Diameter, height, and whole weight will be our main predictors. This is to avoid any bias created by using four weight predictors and two length predictors. As seen in our graphs, there is an overlap of distributions and strong linear relations between similar variables. Sex will not be used as it is categorical instead of numerical.

### Visualization
Our main visualization will be a 3-dimensional scatter plot with the predictors on the x, y, and color axes and the target on the z-axis. This will give us an idea of how our model is working. Using bar graphs to show comparisons can also be effective.

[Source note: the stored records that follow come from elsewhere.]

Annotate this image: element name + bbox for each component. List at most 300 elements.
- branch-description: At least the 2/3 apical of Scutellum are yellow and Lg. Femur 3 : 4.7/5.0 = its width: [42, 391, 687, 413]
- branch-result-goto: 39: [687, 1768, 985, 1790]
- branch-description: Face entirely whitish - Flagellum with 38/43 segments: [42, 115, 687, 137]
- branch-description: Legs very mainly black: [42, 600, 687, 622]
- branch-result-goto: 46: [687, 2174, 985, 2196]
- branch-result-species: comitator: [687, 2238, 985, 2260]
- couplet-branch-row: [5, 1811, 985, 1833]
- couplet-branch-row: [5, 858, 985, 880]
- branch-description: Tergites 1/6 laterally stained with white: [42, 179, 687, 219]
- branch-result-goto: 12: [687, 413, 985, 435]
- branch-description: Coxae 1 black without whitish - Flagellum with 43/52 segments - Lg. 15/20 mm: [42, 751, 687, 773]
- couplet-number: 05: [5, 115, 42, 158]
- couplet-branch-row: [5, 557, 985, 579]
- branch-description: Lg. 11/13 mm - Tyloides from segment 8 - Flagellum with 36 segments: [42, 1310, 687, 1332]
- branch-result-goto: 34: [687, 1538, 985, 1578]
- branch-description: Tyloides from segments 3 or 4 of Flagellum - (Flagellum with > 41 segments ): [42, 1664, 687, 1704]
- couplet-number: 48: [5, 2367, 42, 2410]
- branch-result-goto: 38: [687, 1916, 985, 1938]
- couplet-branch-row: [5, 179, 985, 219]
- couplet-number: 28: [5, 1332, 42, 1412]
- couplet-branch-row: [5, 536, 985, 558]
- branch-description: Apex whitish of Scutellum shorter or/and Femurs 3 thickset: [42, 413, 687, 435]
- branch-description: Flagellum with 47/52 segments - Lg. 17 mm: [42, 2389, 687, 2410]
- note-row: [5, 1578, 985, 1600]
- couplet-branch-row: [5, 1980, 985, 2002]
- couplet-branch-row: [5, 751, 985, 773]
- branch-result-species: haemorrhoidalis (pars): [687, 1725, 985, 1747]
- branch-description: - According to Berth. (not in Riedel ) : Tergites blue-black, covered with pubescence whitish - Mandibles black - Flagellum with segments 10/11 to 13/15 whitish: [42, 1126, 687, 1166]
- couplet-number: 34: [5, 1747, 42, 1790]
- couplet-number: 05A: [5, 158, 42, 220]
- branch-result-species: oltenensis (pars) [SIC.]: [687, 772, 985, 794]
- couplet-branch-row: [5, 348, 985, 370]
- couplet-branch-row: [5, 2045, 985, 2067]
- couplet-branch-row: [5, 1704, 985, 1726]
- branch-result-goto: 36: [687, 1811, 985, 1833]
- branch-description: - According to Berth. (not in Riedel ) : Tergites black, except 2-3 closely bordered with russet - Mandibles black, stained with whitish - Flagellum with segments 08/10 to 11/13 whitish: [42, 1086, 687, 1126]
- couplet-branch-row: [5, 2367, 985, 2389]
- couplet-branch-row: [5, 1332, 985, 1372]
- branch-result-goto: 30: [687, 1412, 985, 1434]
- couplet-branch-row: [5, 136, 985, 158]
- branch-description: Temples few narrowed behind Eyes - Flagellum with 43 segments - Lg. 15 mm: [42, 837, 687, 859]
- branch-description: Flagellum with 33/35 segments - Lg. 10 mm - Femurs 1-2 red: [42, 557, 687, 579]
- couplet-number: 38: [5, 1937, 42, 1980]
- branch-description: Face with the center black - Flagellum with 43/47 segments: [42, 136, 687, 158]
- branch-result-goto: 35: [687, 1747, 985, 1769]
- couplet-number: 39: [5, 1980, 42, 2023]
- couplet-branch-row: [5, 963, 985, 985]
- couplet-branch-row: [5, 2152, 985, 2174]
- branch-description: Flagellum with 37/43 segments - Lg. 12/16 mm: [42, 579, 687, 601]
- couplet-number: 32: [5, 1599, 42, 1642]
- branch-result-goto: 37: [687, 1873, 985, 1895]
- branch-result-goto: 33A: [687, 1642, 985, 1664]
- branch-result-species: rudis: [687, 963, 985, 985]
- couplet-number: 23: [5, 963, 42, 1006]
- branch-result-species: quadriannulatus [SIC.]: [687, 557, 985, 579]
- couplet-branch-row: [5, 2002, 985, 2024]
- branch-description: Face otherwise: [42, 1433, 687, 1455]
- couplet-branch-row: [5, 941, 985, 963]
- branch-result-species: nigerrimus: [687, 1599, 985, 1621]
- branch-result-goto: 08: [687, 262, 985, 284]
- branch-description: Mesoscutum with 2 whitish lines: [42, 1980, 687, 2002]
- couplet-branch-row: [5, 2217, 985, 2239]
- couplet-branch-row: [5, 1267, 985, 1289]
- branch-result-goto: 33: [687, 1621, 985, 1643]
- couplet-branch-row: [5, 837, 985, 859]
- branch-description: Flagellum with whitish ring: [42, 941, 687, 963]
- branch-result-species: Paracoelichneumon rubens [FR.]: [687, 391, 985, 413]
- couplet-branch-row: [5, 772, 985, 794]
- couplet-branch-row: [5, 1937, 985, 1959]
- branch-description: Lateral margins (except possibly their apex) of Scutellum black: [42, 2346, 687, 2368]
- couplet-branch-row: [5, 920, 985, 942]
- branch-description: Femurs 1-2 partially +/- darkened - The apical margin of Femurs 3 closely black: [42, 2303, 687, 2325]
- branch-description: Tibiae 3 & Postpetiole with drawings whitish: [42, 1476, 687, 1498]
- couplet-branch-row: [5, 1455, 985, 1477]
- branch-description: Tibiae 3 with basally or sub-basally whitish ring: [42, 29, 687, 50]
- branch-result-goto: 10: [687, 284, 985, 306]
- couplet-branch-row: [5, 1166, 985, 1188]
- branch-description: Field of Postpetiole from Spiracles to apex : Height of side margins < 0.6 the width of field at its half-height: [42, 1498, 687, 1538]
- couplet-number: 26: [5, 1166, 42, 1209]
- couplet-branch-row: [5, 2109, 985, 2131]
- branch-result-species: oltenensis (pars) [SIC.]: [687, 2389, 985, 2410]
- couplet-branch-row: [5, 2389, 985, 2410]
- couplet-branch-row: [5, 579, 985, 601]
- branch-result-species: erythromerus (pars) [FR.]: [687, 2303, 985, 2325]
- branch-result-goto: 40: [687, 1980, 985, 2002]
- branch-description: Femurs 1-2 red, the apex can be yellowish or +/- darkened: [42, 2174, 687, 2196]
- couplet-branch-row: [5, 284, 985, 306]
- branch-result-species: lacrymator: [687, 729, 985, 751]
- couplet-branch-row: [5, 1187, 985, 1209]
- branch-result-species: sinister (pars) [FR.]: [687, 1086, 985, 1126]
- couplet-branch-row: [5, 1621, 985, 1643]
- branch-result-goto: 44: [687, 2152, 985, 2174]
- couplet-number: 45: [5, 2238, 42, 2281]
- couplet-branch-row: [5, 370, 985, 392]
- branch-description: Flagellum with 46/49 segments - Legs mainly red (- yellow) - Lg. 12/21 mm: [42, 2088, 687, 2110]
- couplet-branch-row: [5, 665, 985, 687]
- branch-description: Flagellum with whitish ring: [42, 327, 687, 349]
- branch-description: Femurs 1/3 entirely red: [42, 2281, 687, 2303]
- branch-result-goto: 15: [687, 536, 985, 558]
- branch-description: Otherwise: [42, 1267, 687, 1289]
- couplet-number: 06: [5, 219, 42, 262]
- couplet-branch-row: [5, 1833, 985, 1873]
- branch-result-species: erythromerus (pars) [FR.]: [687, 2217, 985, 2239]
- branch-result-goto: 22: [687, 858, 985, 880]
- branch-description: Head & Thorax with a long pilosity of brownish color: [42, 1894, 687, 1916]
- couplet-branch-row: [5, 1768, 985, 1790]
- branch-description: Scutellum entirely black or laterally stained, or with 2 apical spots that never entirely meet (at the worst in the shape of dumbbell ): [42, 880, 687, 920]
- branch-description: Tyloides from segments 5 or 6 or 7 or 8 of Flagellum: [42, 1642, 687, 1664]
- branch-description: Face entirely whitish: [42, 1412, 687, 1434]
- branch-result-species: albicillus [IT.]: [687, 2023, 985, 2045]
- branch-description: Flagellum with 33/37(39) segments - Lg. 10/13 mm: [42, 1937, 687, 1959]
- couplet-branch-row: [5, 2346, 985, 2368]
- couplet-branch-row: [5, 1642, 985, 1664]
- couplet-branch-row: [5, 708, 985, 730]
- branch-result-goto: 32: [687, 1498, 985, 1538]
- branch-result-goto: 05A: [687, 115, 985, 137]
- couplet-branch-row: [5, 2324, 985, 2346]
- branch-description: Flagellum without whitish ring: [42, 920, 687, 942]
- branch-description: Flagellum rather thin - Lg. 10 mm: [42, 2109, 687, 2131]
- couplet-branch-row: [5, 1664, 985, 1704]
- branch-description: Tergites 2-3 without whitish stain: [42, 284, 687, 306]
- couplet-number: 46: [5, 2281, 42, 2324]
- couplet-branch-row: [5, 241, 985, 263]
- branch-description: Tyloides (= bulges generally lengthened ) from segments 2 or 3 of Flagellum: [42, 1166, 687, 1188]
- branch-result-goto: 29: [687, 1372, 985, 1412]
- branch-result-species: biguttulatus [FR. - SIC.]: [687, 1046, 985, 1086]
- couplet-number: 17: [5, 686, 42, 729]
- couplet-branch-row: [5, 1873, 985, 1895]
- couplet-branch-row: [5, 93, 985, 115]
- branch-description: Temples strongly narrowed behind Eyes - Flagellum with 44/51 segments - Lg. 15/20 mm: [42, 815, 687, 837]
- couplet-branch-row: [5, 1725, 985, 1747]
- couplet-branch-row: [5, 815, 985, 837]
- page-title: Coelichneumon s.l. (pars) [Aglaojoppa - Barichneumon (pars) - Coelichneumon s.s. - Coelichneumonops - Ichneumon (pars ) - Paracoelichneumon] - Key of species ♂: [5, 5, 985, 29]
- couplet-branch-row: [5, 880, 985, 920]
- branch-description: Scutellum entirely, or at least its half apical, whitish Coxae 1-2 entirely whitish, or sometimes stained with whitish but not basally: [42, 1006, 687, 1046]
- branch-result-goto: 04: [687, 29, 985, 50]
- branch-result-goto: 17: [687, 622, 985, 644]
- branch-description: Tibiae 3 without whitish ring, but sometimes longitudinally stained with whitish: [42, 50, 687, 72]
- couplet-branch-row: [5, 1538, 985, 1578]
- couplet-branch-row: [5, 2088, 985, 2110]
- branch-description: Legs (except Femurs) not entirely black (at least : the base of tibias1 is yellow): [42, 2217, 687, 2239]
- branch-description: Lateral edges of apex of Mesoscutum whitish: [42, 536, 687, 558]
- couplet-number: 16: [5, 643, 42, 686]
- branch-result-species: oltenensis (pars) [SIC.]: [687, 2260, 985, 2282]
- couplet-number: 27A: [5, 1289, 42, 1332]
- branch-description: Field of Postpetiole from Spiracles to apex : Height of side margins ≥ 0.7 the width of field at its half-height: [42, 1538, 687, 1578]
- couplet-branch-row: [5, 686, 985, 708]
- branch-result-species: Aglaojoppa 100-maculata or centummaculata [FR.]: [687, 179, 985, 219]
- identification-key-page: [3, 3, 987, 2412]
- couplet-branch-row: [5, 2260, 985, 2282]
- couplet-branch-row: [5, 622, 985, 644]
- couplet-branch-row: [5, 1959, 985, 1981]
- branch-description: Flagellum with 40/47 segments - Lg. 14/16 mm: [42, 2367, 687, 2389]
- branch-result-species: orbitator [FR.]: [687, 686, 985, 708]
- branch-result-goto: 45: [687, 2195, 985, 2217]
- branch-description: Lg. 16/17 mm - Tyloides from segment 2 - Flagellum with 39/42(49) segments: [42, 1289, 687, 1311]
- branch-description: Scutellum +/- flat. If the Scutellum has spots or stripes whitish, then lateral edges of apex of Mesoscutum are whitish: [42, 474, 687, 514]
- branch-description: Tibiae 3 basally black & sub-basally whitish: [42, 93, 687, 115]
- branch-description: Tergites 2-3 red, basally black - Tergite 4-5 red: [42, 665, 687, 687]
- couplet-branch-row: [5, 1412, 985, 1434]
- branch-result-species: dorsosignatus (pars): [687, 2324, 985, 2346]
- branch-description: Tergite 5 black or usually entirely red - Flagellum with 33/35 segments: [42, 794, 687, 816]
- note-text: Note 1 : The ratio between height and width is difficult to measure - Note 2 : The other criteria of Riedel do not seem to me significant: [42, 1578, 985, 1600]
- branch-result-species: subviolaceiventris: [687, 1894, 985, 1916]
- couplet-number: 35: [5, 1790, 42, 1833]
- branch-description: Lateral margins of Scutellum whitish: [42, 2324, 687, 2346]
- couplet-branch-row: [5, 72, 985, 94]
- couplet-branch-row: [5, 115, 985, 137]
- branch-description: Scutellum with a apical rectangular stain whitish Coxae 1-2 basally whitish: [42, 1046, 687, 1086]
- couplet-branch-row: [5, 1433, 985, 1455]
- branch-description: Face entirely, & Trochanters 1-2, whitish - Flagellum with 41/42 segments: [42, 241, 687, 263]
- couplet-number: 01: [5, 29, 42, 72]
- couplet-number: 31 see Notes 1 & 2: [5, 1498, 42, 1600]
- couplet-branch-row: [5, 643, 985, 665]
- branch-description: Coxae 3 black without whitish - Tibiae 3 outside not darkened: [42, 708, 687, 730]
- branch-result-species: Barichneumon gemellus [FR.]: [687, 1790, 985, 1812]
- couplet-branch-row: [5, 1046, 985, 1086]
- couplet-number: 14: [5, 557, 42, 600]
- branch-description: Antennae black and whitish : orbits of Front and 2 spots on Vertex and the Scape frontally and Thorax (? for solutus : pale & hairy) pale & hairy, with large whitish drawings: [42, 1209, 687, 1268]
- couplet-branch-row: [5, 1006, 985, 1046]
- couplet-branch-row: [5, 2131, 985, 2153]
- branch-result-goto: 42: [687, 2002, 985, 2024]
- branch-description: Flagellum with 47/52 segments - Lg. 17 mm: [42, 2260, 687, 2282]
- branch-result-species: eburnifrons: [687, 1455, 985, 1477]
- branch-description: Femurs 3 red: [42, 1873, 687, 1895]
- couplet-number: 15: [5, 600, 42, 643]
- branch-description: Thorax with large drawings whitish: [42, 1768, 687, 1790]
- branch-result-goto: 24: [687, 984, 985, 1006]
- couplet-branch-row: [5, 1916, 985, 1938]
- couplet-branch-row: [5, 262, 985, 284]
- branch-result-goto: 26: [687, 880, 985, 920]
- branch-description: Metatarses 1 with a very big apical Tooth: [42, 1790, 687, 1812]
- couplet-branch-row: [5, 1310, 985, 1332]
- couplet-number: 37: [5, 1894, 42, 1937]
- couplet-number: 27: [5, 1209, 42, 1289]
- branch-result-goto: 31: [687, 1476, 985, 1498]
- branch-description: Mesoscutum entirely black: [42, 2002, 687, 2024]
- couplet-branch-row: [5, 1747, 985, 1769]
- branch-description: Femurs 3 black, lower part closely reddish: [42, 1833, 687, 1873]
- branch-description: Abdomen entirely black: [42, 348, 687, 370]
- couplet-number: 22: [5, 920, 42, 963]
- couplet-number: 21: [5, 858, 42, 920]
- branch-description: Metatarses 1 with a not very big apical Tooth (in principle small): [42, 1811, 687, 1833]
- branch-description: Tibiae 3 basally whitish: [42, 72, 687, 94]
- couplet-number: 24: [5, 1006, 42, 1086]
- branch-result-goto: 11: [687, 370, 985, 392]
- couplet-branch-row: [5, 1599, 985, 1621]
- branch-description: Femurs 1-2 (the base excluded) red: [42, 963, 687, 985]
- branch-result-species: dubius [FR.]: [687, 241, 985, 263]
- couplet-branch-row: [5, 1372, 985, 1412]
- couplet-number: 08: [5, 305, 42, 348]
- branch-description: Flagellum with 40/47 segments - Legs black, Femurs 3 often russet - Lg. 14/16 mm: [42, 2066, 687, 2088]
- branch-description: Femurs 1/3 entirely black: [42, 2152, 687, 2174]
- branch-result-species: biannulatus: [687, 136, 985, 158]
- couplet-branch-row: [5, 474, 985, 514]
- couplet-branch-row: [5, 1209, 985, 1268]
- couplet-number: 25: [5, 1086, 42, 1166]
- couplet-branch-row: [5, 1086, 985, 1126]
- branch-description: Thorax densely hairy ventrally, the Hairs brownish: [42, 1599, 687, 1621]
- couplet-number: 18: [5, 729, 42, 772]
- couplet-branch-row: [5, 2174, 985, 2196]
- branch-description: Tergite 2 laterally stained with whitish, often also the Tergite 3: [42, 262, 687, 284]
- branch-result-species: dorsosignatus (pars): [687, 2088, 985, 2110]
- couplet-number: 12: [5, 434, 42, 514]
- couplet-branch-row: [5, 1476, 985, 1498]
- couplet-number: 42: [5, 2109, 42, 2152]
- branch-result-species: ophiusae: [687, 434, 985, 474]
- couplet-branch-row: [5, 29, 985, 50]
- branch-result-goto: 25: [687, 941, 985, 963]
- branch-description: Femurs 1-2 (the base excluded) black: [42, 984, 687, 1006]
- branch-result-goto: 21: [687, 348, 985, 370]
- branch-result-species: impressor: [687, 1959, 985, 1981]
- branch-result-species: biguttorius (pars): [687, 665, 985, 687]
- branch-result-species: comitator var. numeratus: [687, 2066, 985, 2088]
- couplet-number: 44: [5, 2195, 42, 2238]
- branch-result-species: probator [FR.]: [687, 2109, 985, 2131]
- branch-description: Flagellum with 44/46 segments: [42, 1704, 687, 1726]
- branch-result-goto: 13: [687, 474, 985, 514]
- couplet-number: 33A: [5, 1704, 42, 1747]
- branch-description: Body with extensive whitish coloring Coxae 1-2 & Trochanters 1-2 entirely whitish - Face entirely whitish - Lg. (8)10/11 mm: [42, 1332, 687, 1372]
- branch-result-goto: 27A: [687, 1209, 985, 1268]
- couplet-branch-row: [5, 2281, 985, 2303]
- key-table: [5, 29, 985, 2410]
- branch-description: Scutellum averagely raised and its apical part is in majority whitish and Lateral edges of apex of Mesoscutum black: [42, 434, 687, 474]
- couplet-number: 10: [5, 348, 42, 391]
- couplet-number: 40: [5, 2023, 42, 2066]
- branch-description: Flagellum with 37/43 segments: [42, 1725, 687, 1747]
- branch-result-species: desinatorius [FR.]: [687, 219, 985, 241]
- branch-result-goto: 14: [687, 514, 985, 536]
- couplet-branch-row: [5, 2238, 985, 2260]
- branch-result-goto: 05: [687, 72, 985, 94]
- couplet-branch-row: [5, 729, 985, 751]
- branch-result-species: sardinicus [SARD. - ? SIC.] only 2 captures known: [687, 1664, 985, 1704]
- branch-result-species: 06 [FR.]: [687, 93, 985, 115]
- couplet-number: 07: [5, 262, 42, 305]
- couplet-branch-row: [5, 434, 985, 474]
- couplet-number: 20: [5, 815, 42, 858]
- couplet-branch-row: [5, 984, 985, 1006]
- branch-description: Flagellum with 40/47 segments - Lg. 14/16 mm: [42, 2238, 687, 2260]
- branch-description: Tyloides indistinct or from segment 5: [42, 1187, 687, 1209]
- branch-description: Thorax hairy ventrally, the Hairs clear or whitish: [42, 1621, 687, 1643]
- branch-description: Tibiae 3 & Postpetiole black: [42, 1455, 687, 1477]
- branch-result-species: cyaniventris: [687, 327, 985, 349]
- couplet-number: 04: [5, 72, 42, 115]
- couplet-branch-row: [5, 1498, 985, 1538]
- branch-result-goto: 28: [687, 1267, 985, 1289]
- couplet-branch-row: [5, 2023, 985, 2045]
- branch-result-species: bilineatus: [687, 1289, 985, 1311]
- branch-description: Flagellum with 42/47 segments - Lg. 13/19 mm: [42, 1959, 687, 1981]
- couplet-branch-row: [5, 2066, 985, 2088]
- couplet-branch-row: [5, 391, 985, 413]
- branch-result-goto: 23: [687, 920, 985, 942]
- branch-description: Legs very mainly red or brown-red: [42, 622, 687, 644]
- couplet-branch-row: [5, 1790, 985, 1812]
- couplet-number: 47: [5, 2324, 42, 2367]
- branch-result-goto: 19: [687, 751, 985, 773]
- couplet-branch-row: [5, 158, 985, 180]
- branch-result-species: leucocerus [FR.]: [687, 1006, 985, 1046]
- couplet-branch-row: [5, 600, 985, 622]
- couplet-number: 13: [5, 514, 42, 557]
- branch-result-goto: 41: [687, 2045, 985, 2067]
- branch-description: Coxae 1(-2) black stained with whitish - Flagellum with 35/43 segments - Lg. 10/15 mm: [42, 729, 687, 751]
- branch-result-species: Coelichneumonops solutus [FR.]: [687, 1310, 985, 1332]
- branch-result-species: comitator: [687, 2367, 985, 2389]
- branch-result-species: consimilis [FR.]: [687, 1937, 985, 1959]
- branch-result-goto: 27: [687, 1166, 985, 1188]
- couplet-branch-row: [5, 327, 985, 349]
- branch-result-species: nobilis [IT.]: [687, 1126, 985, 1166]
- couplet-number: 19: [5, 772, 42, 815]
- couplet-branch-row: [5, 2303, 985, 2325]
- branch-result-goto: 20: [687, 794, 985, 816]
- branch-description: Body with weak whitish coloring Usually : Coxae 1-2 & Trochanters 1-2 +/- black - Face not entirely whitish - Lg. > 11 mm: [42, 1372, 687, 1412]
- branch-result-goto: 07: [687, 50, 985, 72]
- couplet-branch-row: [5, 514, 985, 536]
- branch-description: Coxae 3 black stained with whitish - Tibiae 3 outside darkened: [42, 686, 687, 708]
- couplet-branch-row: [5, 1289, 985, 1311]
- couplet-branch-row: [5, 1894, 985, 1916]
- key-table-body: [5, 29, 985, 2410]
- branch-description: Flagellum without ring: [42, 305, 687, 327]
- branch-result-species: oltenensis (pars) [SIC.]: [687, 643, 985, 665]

We will also use a confusion matrix to determine the range of accuracy.

## Expected Outcomes 

As we can see in the preliminary graphs, the number of rings is positively related to all our predictors. We expect our model to determine the relation between the predictors and the target to be linear and positive. One concern is that the accuracy of the model may decrease when predicting above 7 rings due to the weakened relationship between weight and rings.

### Significance
Creating a model to easily and quickly determine the age of an abalone would greatly help with sorting and pricing abalones. This would not only benefit farmers, but also consumers, who can now purchase based on age (abalone tastes better with age).

### Future topics of research include:
How do abalone prices depend on age?
What is the optimal age for an abalone to be sold on the market to maximize profits?